On The Famous Lefty Flynn's, Williams returns the favor by singing with the Grascals on "I'm Blue, I'm Lonesome," a song his father and Bill Monroe wrote together backstage at the Grand Ole Opry.
Since winning the International Bluegrass Music Association's entertainer of the year award in 2006 and 2007, the Grascals have become the guest bluegrassers of choice for a lot of country artists. They got their start touring and recording with Parton, and after that, they recorded with such eminences as George Jones, Vince Gill, Dierks Bentley, Steve Wariner and the Jordanaires.

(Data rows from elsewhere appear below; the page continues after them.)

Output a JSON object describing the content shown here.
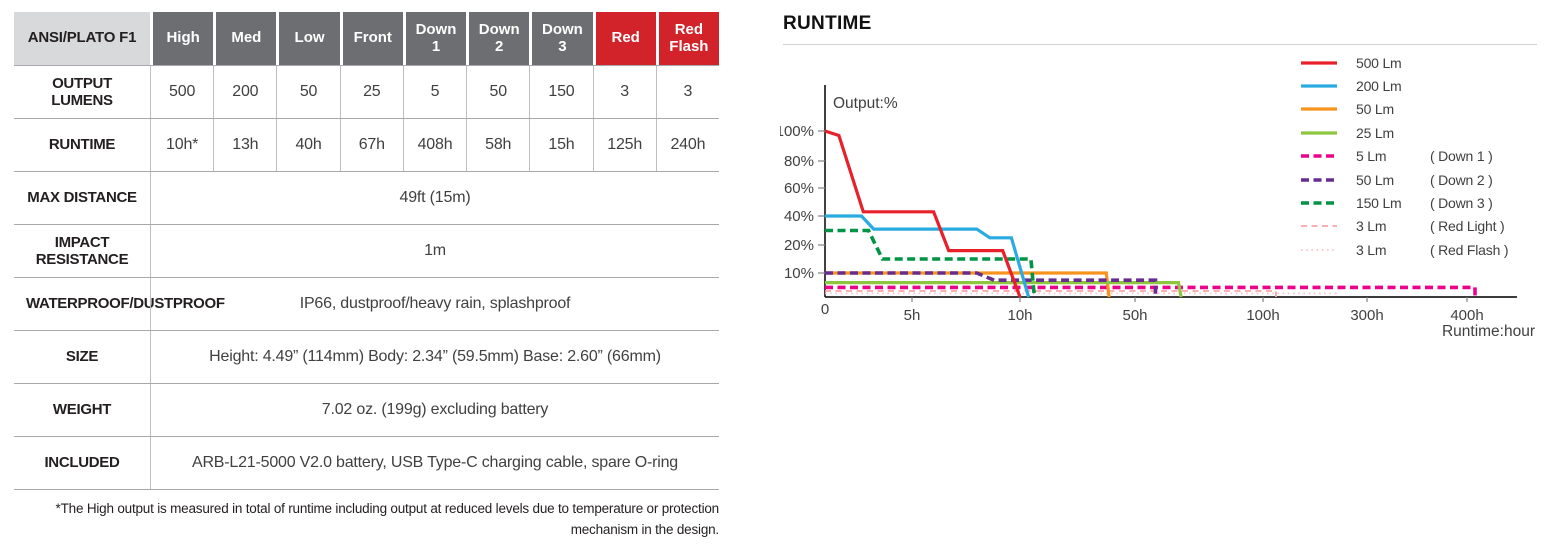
{
  "table": {
    "header": {
      "product_standard": "ANSI/PLATO F1",
      "modes": [
        "High",
        "Med",
        "Low",
        "Front",
        "Down 1",
        "Down 2",
        "Down 3",
        "Red",
        "Red Flash"
      ]
    },
    "rows": {
      "output_lumens": {
        "label": "OUTPUT LUMENS",
        "values": [
          "500",
          "200",
          "50",
          "25",
          "5",
          "50",
          "150",
          "3",
          "3"
        ]
      },
      "runtime": {
        "label": "RUNTIME",
        "values": [
          "10h*",
          "13h",
          "40h",
          "67h",
          "408h",
          "58h",
          "15h",
          "125h",
          "240h"
        ]
      },
      "max_distance": {
        "label": "MAX DISTANCE",
        "value": "49ft (15m)"
      },
      "impact_resistance": {
        "label": "IMPACT RESISTANCE",
        "value": "1m"
      },
      "waterproof": {
        "label": "WATERPROOF/DUSTPROOF",
        "value": "IP66, dustproof/heavy rain, splashproof"
      },
      "size": {
        "label": "SIZE",
        "value": "Height: 4.49” (114mm) Body: 2.34” (59.5mm) Base: 2.60” (66mm)"
      },
      "weight": {
        "label": "WEIGHT",
        "value": "7.02 oz. (199g) excluding battery"
      },
      "included": {
        "label": "INCLUDED",
        "value": "ARB-L21-5000 V2.0 battery, USB Type-C charging cable, spare O-ring"
      }
    },
    "footnote": "*The High output is measured in total of runtime including output at reduced levels due to temperature or protection mechanism in the design.",
    "colors": {
      "header_gray": "#6d6e71",
      "header_red": "#d2232a",
      "header_light": "#d8d9da",
      "grid_line": "#a6a8ab"
    }
  },
  "chart_data": {
    "type": "line",
    "title": "RUNTIME",
    "ylabel": "Output:%",
    "xlabel": "Runtime:hour",
    "x_axis": {
      "scale": "piecewise-nonlinear",
      "ticks": [
        {
          "label": "0",
          "value": 0
        },
        {
          "label": "5h",
          "value": 5
        },
        {
          "label": "10h",
          "value": 10
        },
        {
          "label": "50h",
          "value": 50
        },
        {
          "label": "100h",
          "value": 100
        },
        {
          "label": "300h",
          "value": 300
        },
        {
          "label": "400h",
          "value": 400
        }
      ]
    },
    "y_axis": {
      "scale": "piecewise-nonlinear",
      "ticks": [
        {
          "label": "100%",
          "value": 100
        },
        {
          "label": "80%",
          "value": 80
        },
        {
          "label": "60%",
          "value": 60
        },
        {
          "label": "40%",
          "value": 40
        },
        {
          "label": "20%",
          "value": 20
        },
        {
          "label": "10%",
          "value": 10
        }
      ]
    },
    "grid": false,
    "legend_position": "top-right",
    "series": [
      {
        "name": "500 Lm",
        "mode": "",
        "color": "#e8202a",
        "style": "solid",
        "points": [
          [
            0,
            100
          ],
          [
            0.8,
            97
          ],
          [
            2.2,
            43
          ],
          [
            6,
            43
          ],
          [
            6.7,
            18
          ],
          [
            9.2,
            18
          ],
          [
            10,
            0
          ]
        ]
      },
      {
        "name": "200 Lm",
        "mode": "",
        "color": "#29abe2",
        "style": "solid",
        "points": [
          [
            0,
            40
          ],
          [
            2.1,
            40
          ],
          [
            2.8,
            31
          ],
          [
            8,
            31
          ],
          [
            8.6,
            25
          ],
          [
            9.6,
            25
          ],
          [
            13,
            0
          ]
        ]
      },
      {
        "name": "50 Lm",
        "mode": "",
        "color": "#f7941d",
        "style": "solid",
        "points": [
          [
            0,
            10
          ],
          [
            40,
            10
          ],
          [
            41,
            0
          ]
        ]
      },
      {
        "name": "25 Lm",
        "mode": "",
        "color": "#8dc63f",
        "style": "solid",
        "points": [
          [
            0,
            6
          ],
          [
            67,
            6
          ],
          [
            68,
            0
          ]
        ]
      },
      {
        "name": "5 Lm",
        "mode": "( Down 1 )",
        "color": "#ec008c",
        "style": "dashed",
        "points": [
          [
            0,
            4
          ],
          [
            408,
            4
          ],
          [
            408,
            0
          ]
        ]
      },
      {
        "name": "50 Lm",
        "mode": "( Down 2 )",
        "color": "#662d91",
        "style": "dashed",
        "points": [
          [
            0,
            10
          ],
          [
            8,
            10
          ],
          [
            8.8,
            7
          ],
          [
            58,
            7
          ],
          [
            58,
            0
          ]
        ]
      },
      {
        "name": "150 Lm",
        "mode": "( Down 3 )",
        "color": "#009444",
        "style": "dashed",
        "points": [
          [
            0,
            30
          ],
          [
            2.5,
            30
          ],
          [
            3.3,
            15
          ],
          [
            13.8,
            15
          ],
          [
            15,
            0
          ]
        ]
      },
      {
        "name": "3 Lm",
        "mode": "( Red Light )",
        "color": "#f8a5a5",
        "style": "dashed-thin",
        "points": [
          [
            0,
            2.5
          ],
          [
            125,
            2.5
          ],
          [
            125,
            0
          ]
        ]
      },
      {
        "name": "3 Lm",
        "mode": "( Red Flash )",
        "color": "#fbc3ca",
        "style": "dotted",
        "points": [
          [
            0,
            1.5
          ],
          [
            240,
            1.5
          ],
          [
            240,
            0
          ]
        ]
      }
    ]
  }
}
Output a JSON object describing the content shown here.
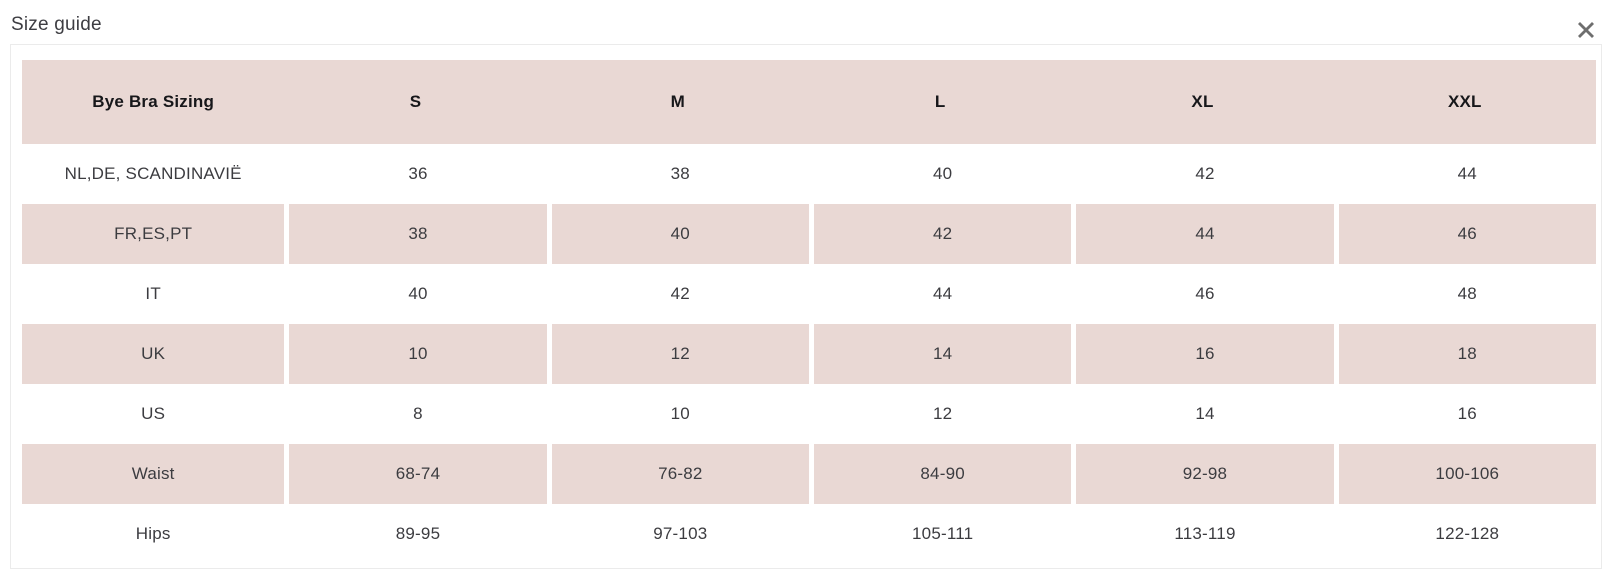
{
  "modal": {
    "title": "Size guide",
    "close_icon": "close-x"
  },
  "table": {
    "columns": [
      "Bye Bra Sizing",
      "S",
      "M",
      "L",
      "XL",
      "XXL"
    ],
    "rows": [
      {
        "label": "NL,DE, SCANDINAVIË",
        "values": [
          "36",
          "38",
          "40",
          "42",
          "44"
        ]
      },
      {
        "label": "FR,ES,PT",
        "values": [
          "38",
          "40",
          "42",
          "44",
          "46"
        ]
      },
      {
        "label": "IT",
        "values": [
          "40",
          "42",
          "44",
          "46",
          "48"
        ]
      },
      {
        "label": "UK",
        "values": [
          "10",
          "12",
          "14",
          "16",
          "18"
        ]
      },
      {
        "label": "US",
        "values": [
          "8",
          "10",
          "12",
          "14",
          "16"
        ]
      },
      {
        "label": "Waist",
        "values": [
          "68-74",
          "76-82",
          "84-90",
          "92-98",
          "100-106"
        ]
      },
      {
        "label": "Hips",
        "values": [
          "89-95",
          "97-103",
          "105-111",
          "113-119",
          "122-128"
        ]
      }
    ]
  },
  "colors": {
    "row_highlight": "#e9d8d4",
    "header_bg": "#e9d8d4",
    "header_text": "#17171a",
    "body_text": "#3c3c40",
    "card_border": "#ebebeb",
    "close_icon": "#6e6e6e"
  }
}
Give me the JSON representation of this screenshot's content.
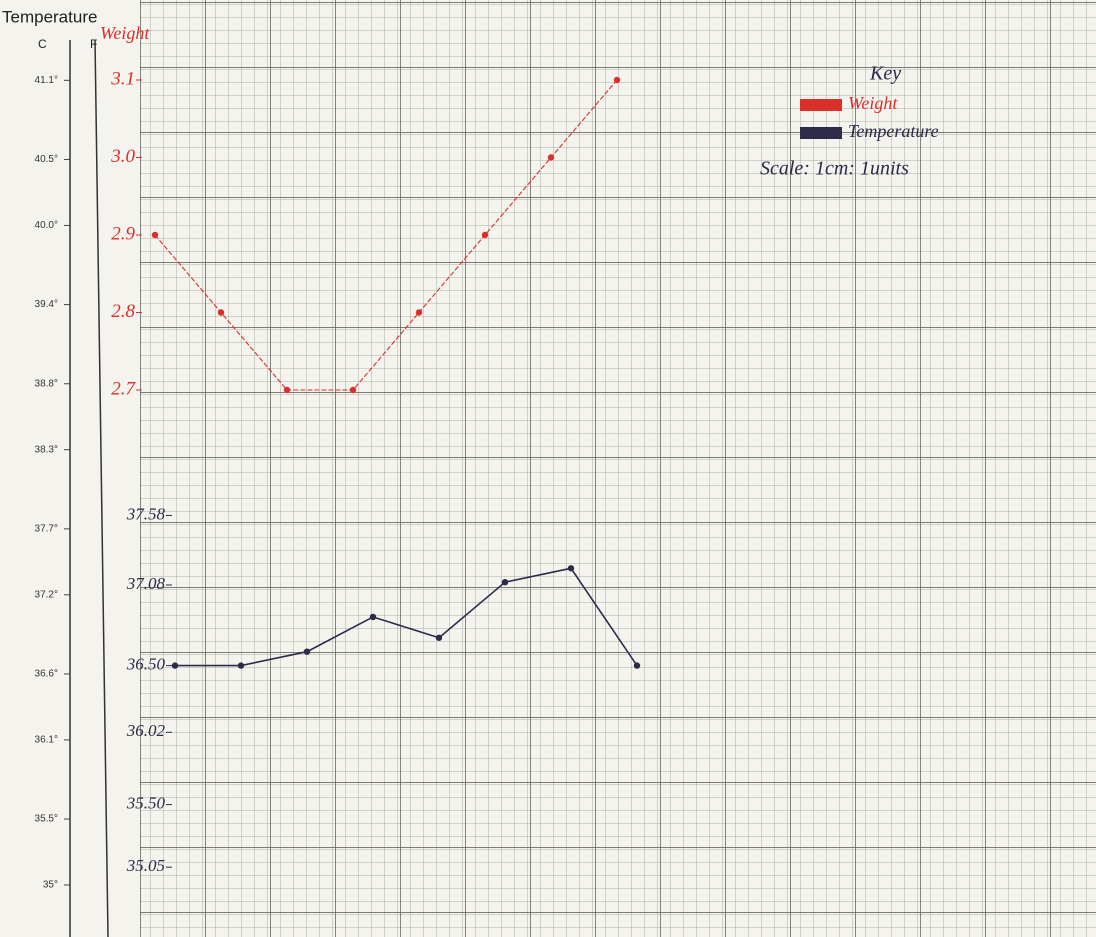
{
  "chart_data": {
    "type": "line",
    "ylabel": "Weight",
    "f_label": "F",
    "c_axis": {
      "heading": "Temperature",
      "label": "C",
      "lim": [
        34.64,
        41.69
      ],
      "ticks": [
        {
          "value": 41.1,
          "label": "41.1°"
        },
        {
          "value": 40.5,
          "label": "40.5°"
        },
        {
          "value": 40.0,
          "label": "40.0°"
        },
        {
          "value": 39.4,
          "label": "39.4°"
        },
        {
          "value": 38.8,
          "label": "38.8°"
        },
        {
          "value": 38.3,
          "label": "38.3°"
        },
        {
          "value": 37.7,
          "label": "37.7°"
        },
        {
          "value": 37.2,
          "label": "37.2°"
        },
        {
          "value": 36.6,
          "label": "36.6°"
        },
        {
          "value": 36.1,
          "label": "36.1°"
        },
        {
          "value": 35.5,
          "label": "35.5°"
        },
        {
          "value": 35,
          "label": "35°"
        }
      ]
    },
    "categories": [
      null,
      null,
      null,
      null,
      null,
      null,
      null,
      null
    ],
    "ylim": [
      2.0,
      3.2
    ],
    "yticks": [
      3.1,
      {
        "value": 3,
        "label": "3.0"
      },
      2.9,
      2.8,
      2.7
    ],
    "y2lim": [
      34.58,
      41.27
    ],
    "y2ticks": [
      37.58,
      37.08,
      {
        "value": 36.5,
        "label": "36.50"
      },
      36.02,
      {
        "value": 35.5,
        "label": "35.50"
      },
      35.05
    ],
    "series": [
      {
        "name": "Weight",
        "color": "#d9302c",
        "values": [
          2.9,
          2.8,
          2.7,
          2.7,
          2.8,
          2.9,
          3.0,
          3.1
        ]
      },
      {
        "name": "Temperature",
        "color": "#2e2a4a",
        "axis": "y2",
        "values": [
          36.5,
          36.5,
          36.6,
          36.85,
          36.7,
          37.1,
          37.2,
          36.5
        ]
      }
    ],
    "legend_title": "Key",
    "scale_note": "Scale: 1cm: 1units",
    "legend": "top-right",
    "grid": true
  }
}
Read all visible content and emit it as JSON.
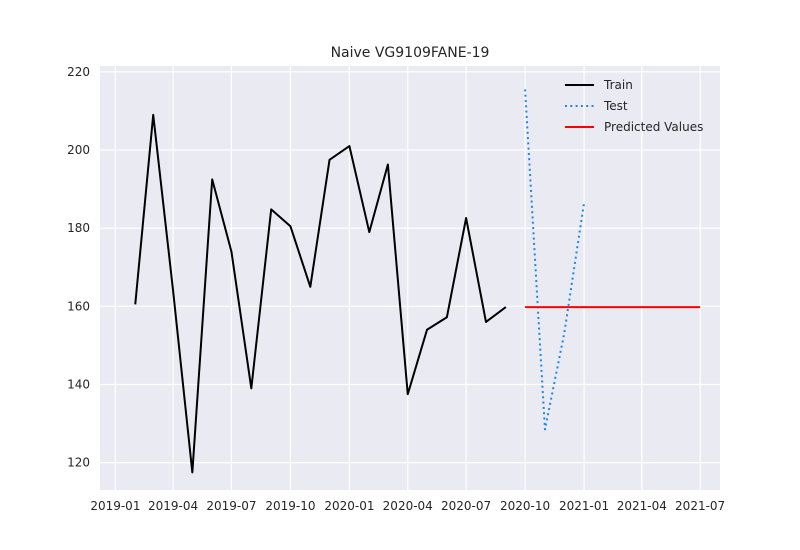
{
  "chart_data": {
    "type": "line",
    "title": "Naive VG9109FANE-19",
    "xlabel": "",
    "ylabel": "",
    "x_axis_type": "date",
    "xlim": [
      "2018-12-08",
      "2021-08-01"
    ],
    "ylim": [
      113,
      221.5
    ],
    "grid": true,
    "legend_position": "upper center-right",
    "x_ticks": [
      "2019-01",
      "2019-04",
      "2019-07",
      "2019-10",
      "2020-01",
      "2020-04",
      "2020-07",
      "2020-10",
      "2021-01",
      "2021-04",
      "2021-07"
    ],
    "y_ticks": [
      120,
      140,
      160,
      180,
      200,
      220
    ],
    "series": [
      {
        "name": "Train",
        "color": "#000000",
        "line_style": "solid",
        "x": [
          "2019-02-01",
          "2019-03-01",
          "2019-04-01",
          "2019-05-01",
          "2019-06-01",
          "2019-07-01",
          "2019-08-01",
          "2019-09-01",
          "2019-10-01",
          "2019-11-01",
          "2019-12-01",
          "2020-01-01",
          "2020-02-01",
          "2020-03-01",
          "2020-04-01",
          "2020-05-01",
          "2020-06-01",
          "2020-07-01",
          "2020-08-01",
          "2020-09-01"
        ],
        "y": [
          160.5,
          209.0,
          164.0,
          117.5,
          192.5,
          174.0,
          139.0,
          184.8,
          180.5,
          165.0,
          197.5,
          201.0,
          179.0,
          196.3,
          137.5,
          154.0,
          157.2,
          182.6,
          156.0,
          159.8
        ]
      },
      {
        "name": "Test",
        "color": "#1e88e5",
        "line_style": "dotted",
        "x": [
          "2020-10-01",
          "2020-11-01",
          "2020-12-01",
          "2021-01-01"
        ],
        "y": [
          215.5,
          128.5,
          153.0,
          186.5
        ]
      },
      {
        "name": "Predicted Values",
        "color": "#ff0000",
        "line_style": "solid",
        "x": [
          "2020-10-01",
          "2021-07-01"
        ],
        "y": [
          159.8,
          159.8
        ]
      }
    ]
  }
}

Within the past year, Johnson notes, they've also been in the studio with Joe Diffie, Tanya Tucker, Charlie Daniels and -- wonder of wonders -- Cledus T. Judd.
The Grascals were moved to record "My Old Friend the Blues" after hearing Joe Nichols rendition of it on his 2005 album, III. "He had me in tears, he was so good," says Johnson, who calls Nichols "the best singer to come along since Keith Whitley."
As Johnson sees it, Eldredge is in the same rarefied league.
"He's a songwriter's best friend. You can feel he's really living the lines he's telling you. If you listen closely to the beginning of the second verse of 'My Old Friend the Blues,' [where] it says, 'Another lonely night, a nameless town,' you can hear Terry crying. He re-sang it several times, but we said, 'You can't replace that. That's better than if you tune some fancy vocal and lose that whole feeling.'
"There were tears rolling down his face he was feeling so lonely. It's that way. We're on the road all the time, away from our loved ones. He was feeling that hotel room where you're sitting there by yourself and wishing you could go home."